Exclusive fullscreen is not only mode where Windows bypasses compositor for your window. Starting with Windows 8.1 (if I'm not mistaken with version) it automatically bypasses compositor if you have proper pixel format and resolution matches monitor and there are no other elements on screen (popups, system tray, etc...).

And I'm not sure why WS_POPUP would have to do anything with exclusive fullscreen. It never did. Only way to enable exclusive fullscreen is to use Direct3D api's when creating swap chain. In OpenGL you cannot do that.

Anyways "Exclusive Fullscreen" mode is kind obsolete in Win10 world. New DXGI swap chains have FLIP presentation modes that has all the advantages of old exclusive fullscreen modes without any of its drawbacks (changing resolutions, messing up icons on desktop, etc..). This video goes into more details on this: https://www.youtube.com/watch?v=E3wTajGZOsA

And if you want to use these presentation modes in GL, you can with WGL_NV_DX_interop2 extension - use GL to render then DXGI swap chain to present to window.
mmozeiko
Only way to enable exclusive fullscreen is to use Direct3D [...] "Exclusive Fullscreen" mode is kind obsolete in Win10 world

I see. If I understand correctly, then Mason's article and my post were using the phrase "exclusive fullscreen" more flippantly, right? I think we're both just referring to a catch-all term meaning any fullscreen mode that you activate to try to intentionally and explicitly bypass the compositor. I'll edit the blog post to clarify that, thanks!

Also, you're totally right here:

mmozeiko
Starting with Windows 8.1 it automatically bypasses compositor


Thanks for the reminder! If I understand correctly, those are the fullscreen optimizations Microsoft added, and I'll edit the blog post to mention them. Mason decided not to distinguish between FSO and "exclusive fullscreen" (used loosely again) and gives this reason:

I’m aware that there’s technically a distinction [...] but I’m not particularly concerned about that difference. I ran a number of these tests with FSO disabled and saw no discernible difference.
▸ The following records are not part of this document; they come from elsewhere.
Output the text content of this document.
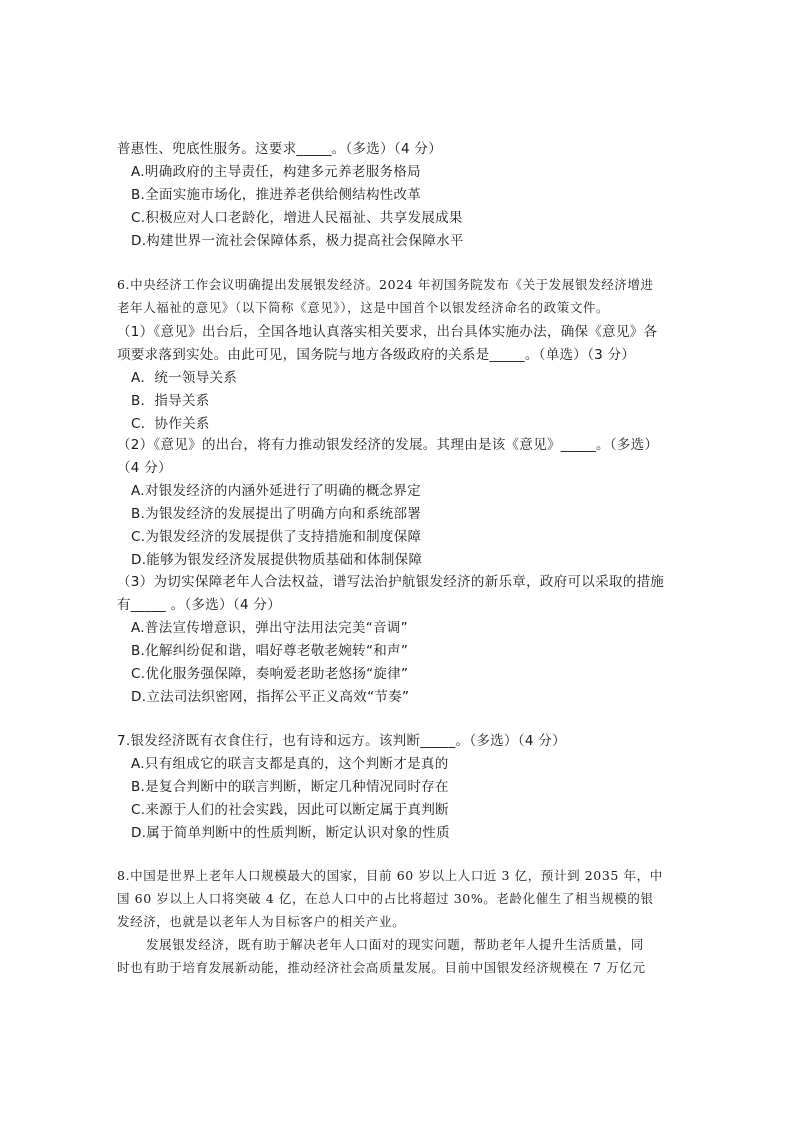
普惠性、兜底性服务。这要求_____。（多选）（4 分）
A.明确政府的主导责任，构建多元养老服务格局
B.全面实施市场化，推进养老供给侧结构性改革
C.积极应对人口老龄化，增进人民福祉、共享发展成果
D.构建世界一流社会保障体系，极力提高社会保障水平
6.中央经济工作会议明确提出发展银发经济。2024 年初国务院发布《关于发展银发经济增进
老年人福祉的意见》（以下简称《意见》），这是中国首个以银发经济命名的政策文件。
（1）《意见》出台后，全国各地认真落实相关要求，出台具体实施办法，确保《意见》各
项要求落到实处。由此可见，国务院与地方各级政府的关系是_____。（单选）（3 分）
A．统一领导关系
B．指导关系
C．协作关系
（2）《意见》的出台，将有力推动银发经济的发展。其理由是该《意见》_____。（多选）
（4 分）
A.对银发经济的内涵外延进行了明确的概念界定
B.为银发经济的发展提出了明确方向和系统部署
C.为银发经济的发展提供了支持措施和制度保障
D.能够为银发经济发展提供物质基础和体制保障
（3）为切实保障老年人合法权益，谱写法治护航银发经济的新乐章，政府可以采取的措施
有_____ 。（多选）（4 分）
A.普法宣传增意识，弹出守法用法完美“音调”
B.化解纠纷促和谐，唱好尊老敬老婉转“和声”
C.优化服务强保障，奏响爱老助老悠扬“旋律”
D.立法司法织密网，指挥公平正义高效“节奏”
7.银发经济既有衣食住行，也有诗和远方。该判断_____。（多选）（4 分）
A.只有组成它的联言支都是真的，这个判断才是真的
B.是复合判断中的联言判断，断定几种情况同时存在
C.来源于人们的社会实践，因此可以断定属于真判断
D.属于简单判断中的性质判断，断定认识对象的性质
8.中国是世界上老年人口规模最大的国家，目前 60 岁以上人口近 3 亿，预计到 2035 年，中
国 60 岁以上人口将突破 4 亿，在总人口中的占比将超过 30%。老龄化催生了相当规模的银
发经济，也就是以老年人为目标客户的相关产业。
发展银发经济，既有助于解决老年人口面对的现实问题，帮助老年人提升生活质量，同
时也有助于培育发展新动能，推动经济社会高质量发展。目前中国银发经济规模在 7 万亿元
The empirical tests Mason mentions there imply that WS_POPUP is doing something to make composition-bypass happen, and the SDL2 source code appears to prefer this style for fullscreen too. What does it do, if anything? I'd love to hear your input on what that might be!

Thanks for the resources on new DXGI swapchains! I'll take a look at the video, and I'd certainly recommend the new presentation modes to anyone reading this, if you're writing your renderer in a handmade style. For Happenlance specifically, we're mainly leaning on SDL here, so I wouldn't know the first thing about fitting a custom DXGI swapchain into SDL2's OpenGL backend (does SDL2 even use DX12 ever?) and I haven't had the time to look into it. I can't wait for my next project ;)
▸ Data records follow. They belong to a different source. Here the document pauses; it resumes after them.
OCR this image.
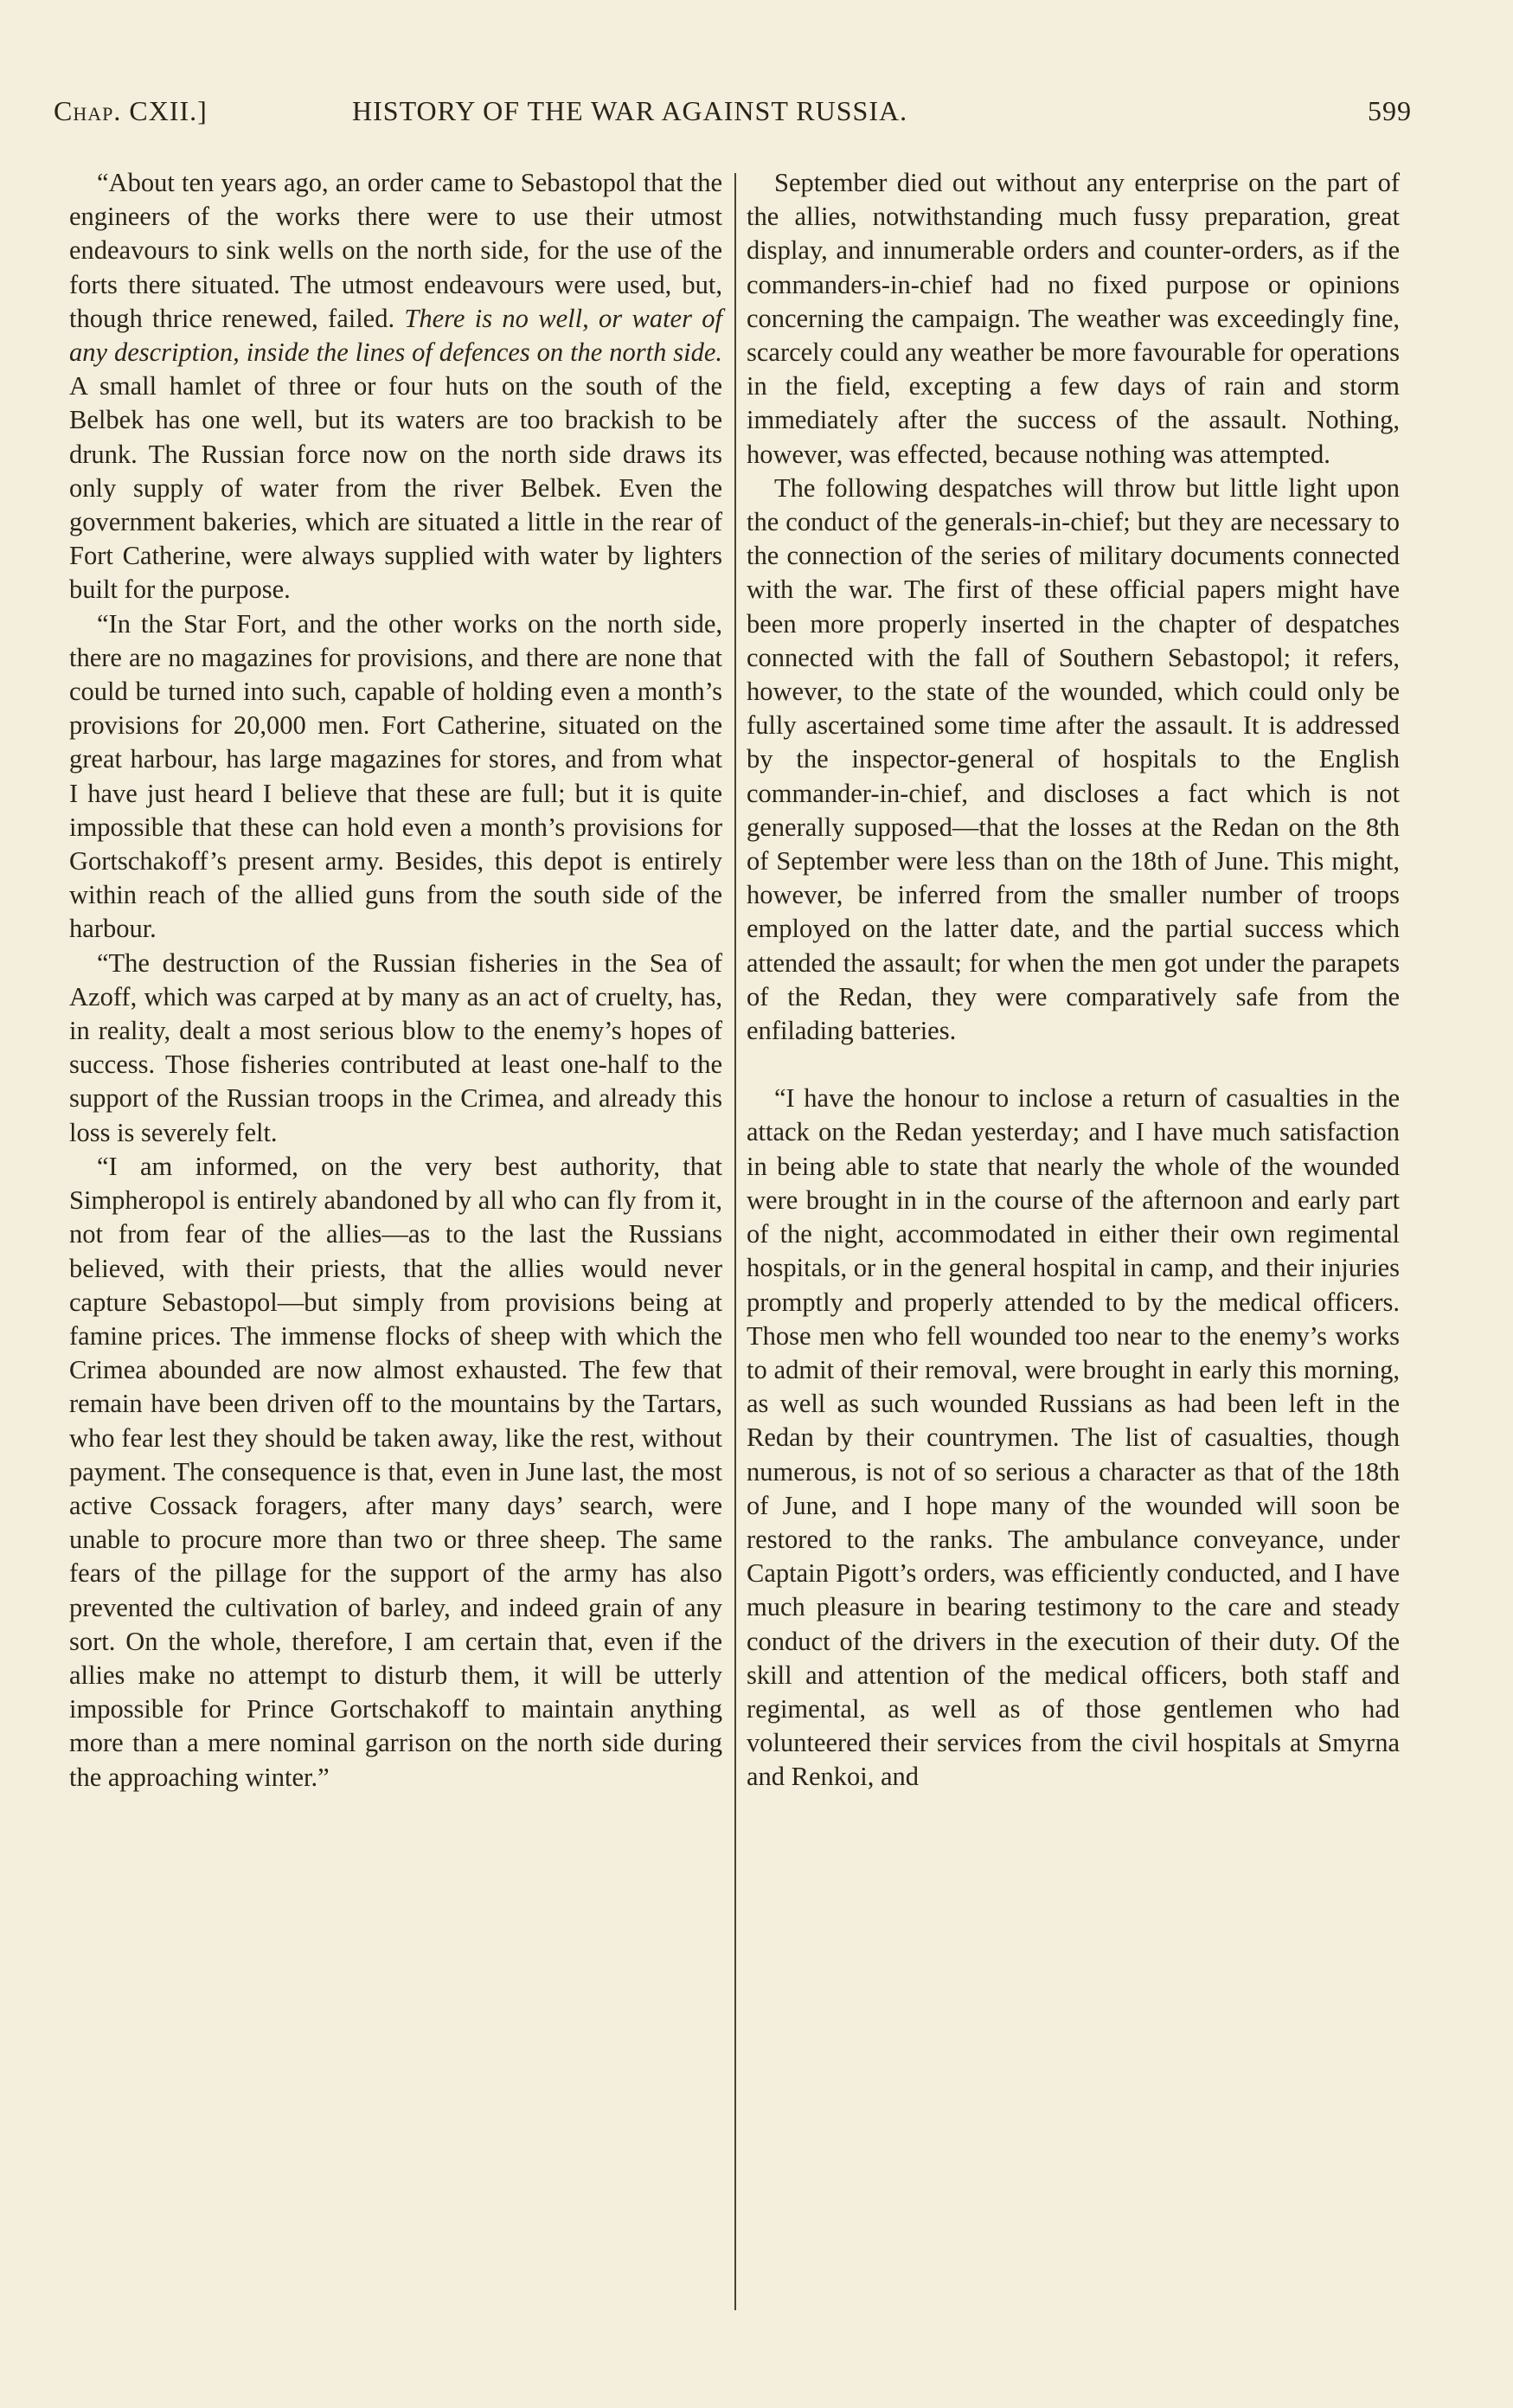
Chap. CXII.]	HISTORY OF THE WAR AGAINST RUSSIA.	599

“About ten years ago, an order came to Sebastopol that the engineers of the works there were to use their utmost endeavours to sink wells on the north side, for the use of the forts there situated. The utmost endeavours were used, but, though thrice renewed, failed. There is no well, or water of any description, inside the lines of defences on the north side. A small hamlet of three or four huts on the south of the Belbek has one well, but its waters are too brackish to be drunk. The Russian force now on the north side draws its only supply of water from the river Belbek. Even the government bakeries, which are situated a little in the rear of Fort Catherine, were always supplied with water by lighters built for the purpose.

“In the Star Fort, and the other works on the north side, there are no magazines for provisions, and there are none that could be turned into such, capable of holding even a month’s provisions for 20,000 men. Fort Catherine, situated on the great harbour, has large magazines for stores, and from what I have just heard I believe that these are full; but it is quite impossible that these can hold even a month’s provisions for Gortschakoff’s present army. Besides, this depot is entirely within reach of the allied guns from the south side of the harbour.

“The destruction of the Russian fisheries in the Sea of Azoff, which was carped at by many as an act of cruelty, has, in reality, dealt a most serious blow to the enemy’s hopes of success. Those fisheries contributed at least one-half to the support of the Russian troops in the Crimea, and already this loss is severely felt.

“I am informed, on the very best authority, that Simpheropol is entirely abandoned by all who can fly from it, not from fear of the allies—as to the last the Russians believed, with their priests, that the allies would never capture Sebastopol—but simply from provisions being at famine prices. The immense flocks of sheep with which the Crimea abounded are now almost exhausted. The few that remain have been driven off to the mountains by the Tartars, who fear lest they should be taken away, like the rest, without payment. The consequence is that, even in June last, the most active Cossack foragers, after many days’ search, were unable to procure more than two or three sheep. The same fears of the pillage for the support of the army has also prevented the cultivation of barley, and indeed grain of any sort. On the whole, therefore, I am certain that, even if the allies make no attempt to disturb them, it will be utterly impossible for Prince Gortschakoff to maintain anything more than a mere nominal garrison on the north side during the approaching winter.”

September died out without any enterprise on the part of the allies, notwithstanding much fussy preparation, great display, and innumerable orders and counter-orders, as if the commanders-in-chief had no fixed purpose or opinions concerning the campaign. The weather was exceedingly fine, scarcely could any weather be more favourable for operations in the field, excepting a few days of rain and storm immediately after the success of the assault. Nothing, however, was effected, because nothing was attempted.

The following despatches will throw but little light upon the conduct of the generals-in-chief; but they are necessary to the connection of the series of military documents connected with the war. The first of these official papers might have been more properly inserted in the chapter of despatches connected with the fall of Southern Sebastopol; it refers, however, to the state of the wounded, which could only be fully ascertained some time after the assault. It is addressed by the inspector-general of hospitals to the English commander-in-chief, and discloses a fact which is not generally supposed—that the losses at the Redan on the 8th of September were less than on the 18th of June. This might, however, be inferred from the smaller number of troops employed on the latter date, and the partial success which attended the assault; for when the men got under the parapets of the Redan, they were comparatively safe from the enfilading batteries.

“I have the honour to inclose a return of casualties in the attack on the Redan yesterday; and I have much satisfaction in being able to state that nearly the whole of the wounded were brought in in the course of the afternoon and early part of the night, accommodated in either their own regimental hospitals, or in the general hospital in camp, and their injuries promptly and properly attended to by the medical officers. Those men who fell wounded too near to the enemy’s works to admit of their removal, were brought in early this morning, as well as such wounded Russians as had been left in the Redan by their countrymen. The list of casualties, though numerous, is not of so serious a character as that of the 18th of June, and I hope many of the wounded will soon be restored to the ranks. The ambulance conveyance, under Captain Pigott’s orders, was efficiently conducted, and I have much pleasure in bearing testimony to the care and steady conduct of the drivers in the execution of their duty. Of the skill and attention of the medical officers, both staff and regimental, as well as of those gentlemen who had volunteered their services from the civil hospitals at Smyrna and Renkoi, and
By the way, Mārtiņš -- I'd also like your input on the key hook stuff! 😅 I hear you're something of a Windows guru around here, so do you know of any ways to improve the hooking or any pitfalls it might trigger? Thanks in advance!
Phillip
The empirical tests Mason mentions there imply that WS_POPUP is doing something to make composition-bypass happen, and the SDL2 source code appears to prefer this style for fullscreen too. What does it do, if anything? I'd love to hear your input on what that might be!


WS_POPUP style simply makes window to not have title area - the one you can hold & drag window around. That's it. Without this style window will include non-client area - which you don't want when you want to avoid compositor, because you want to cover whole monitor with your client area. There's nothing else special about WS_POPUP.

To do GL rendering to D3D swapchain, you would need to ignore GL stuff in SDL. Create plain SDL window, get its HWND handle and then create your own swap chain and after that it is just regular GL & D3D calls.

As for low level window keyboard hooks - sorry, no idea, I've never used them.